Aí o pessoal resolveu comentar com a chefia, a bibliotecária Ilana, mesmo correndo o risco de levar bronca por preconceito com pessoas diferentes, por julgar o outro pelo aspecto físico etc. “Se nós fôssemos avaliados pelos mesmos critérios que vocês usam para reclamar dos usuários estaríamos todos desempregados, porque aqui todo mundo é muito bizarro”, era o discurso habitual nessas situações. Lúcia foi a porta-voz, deixando claro que não estavam pegando no pé do coitado, apenas queriam deixá-la avisada sobre Potenciais Problemas com Malucos. Era o famoso alerta PPcM, uma brincadeira que eles haviam inventado depois que descobriram um doido de pedra comendo um dicionário de sinônimos e antônimos, uma página por dia.

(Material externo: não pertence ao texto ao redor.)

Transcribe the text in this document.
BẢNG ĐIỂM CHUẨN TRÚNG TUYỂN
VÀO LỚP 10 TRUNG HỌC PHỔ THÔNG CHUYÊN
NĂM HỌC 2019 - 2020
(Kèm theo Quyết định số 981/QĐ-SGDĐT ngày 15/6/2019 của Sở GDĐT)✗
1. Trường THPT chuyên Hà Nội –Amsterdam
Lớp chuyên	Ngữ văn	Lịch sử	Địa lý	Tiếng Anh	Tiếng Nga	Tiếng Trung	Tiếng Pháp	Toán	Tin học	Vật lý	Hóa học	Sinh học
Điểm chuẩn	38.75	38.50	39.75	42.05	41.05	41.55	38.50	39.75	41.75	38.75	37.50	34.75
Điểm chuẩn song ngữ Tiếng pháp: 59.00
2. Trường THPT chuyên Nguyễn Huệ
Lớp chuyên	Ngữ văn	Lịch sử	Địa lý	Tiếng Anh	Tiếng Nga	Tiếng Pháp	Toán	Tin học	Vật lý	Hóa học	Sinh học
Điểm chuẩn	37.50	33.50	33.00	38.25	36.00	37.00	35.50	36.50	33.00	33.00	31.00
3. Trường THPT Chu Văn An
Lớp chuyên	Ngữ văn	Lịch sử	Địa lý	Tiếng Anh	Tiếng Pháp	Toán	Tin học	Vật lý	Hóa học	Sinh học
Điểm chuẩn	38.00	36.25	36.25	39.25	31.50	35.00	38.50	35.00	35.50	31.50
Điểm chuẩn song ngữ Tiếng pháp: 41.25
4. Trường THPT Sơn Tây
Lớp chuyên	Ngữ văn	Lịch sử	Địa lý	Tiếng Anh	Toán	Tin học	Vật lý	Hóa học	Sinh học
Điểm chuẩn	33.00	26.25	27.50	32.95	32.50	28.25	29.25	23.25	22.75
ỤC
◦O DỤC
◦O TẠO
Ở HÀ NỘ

Sim, Ilana já havia reparado no Homem Muito Magro e na aflição expressa nos gestos dele. E no olhar incerto que ele lhe lançava em alguns momentos, um olhar que ela conhecia muito bem, um olhar com vontade de pedir ajuda, mas com medo ou vergonha demais para se arriscar. Ilana sentia culpa por ignorar esses olhares, mas como estava ocupada demais com usuários que conseguiam verbalizar suas questões e angústias, deixava para depois. A preocupação do pessoal a fez decidir tomar uma atitude, antes que começasse o zum-zum-zum e os bicos que normalmente se seguiam aos relatórios para a chefia. Usou seu procedimento não invasivo padrão, lançar um olhar firme-porém-simpático, um sorriso caloroso e um direto “tudo bem aí com o senhor? ”. O Homem Muito Magro assustou-se um pouco, como tantos usuários que não esperam simpatia, respondeu com um vacilante “tudo bem” e voltou a esquadrinhar as estantes esotéricas. Depois de alguns vinte minutos criou coragem e se aproximou da mesa da bibliotecária.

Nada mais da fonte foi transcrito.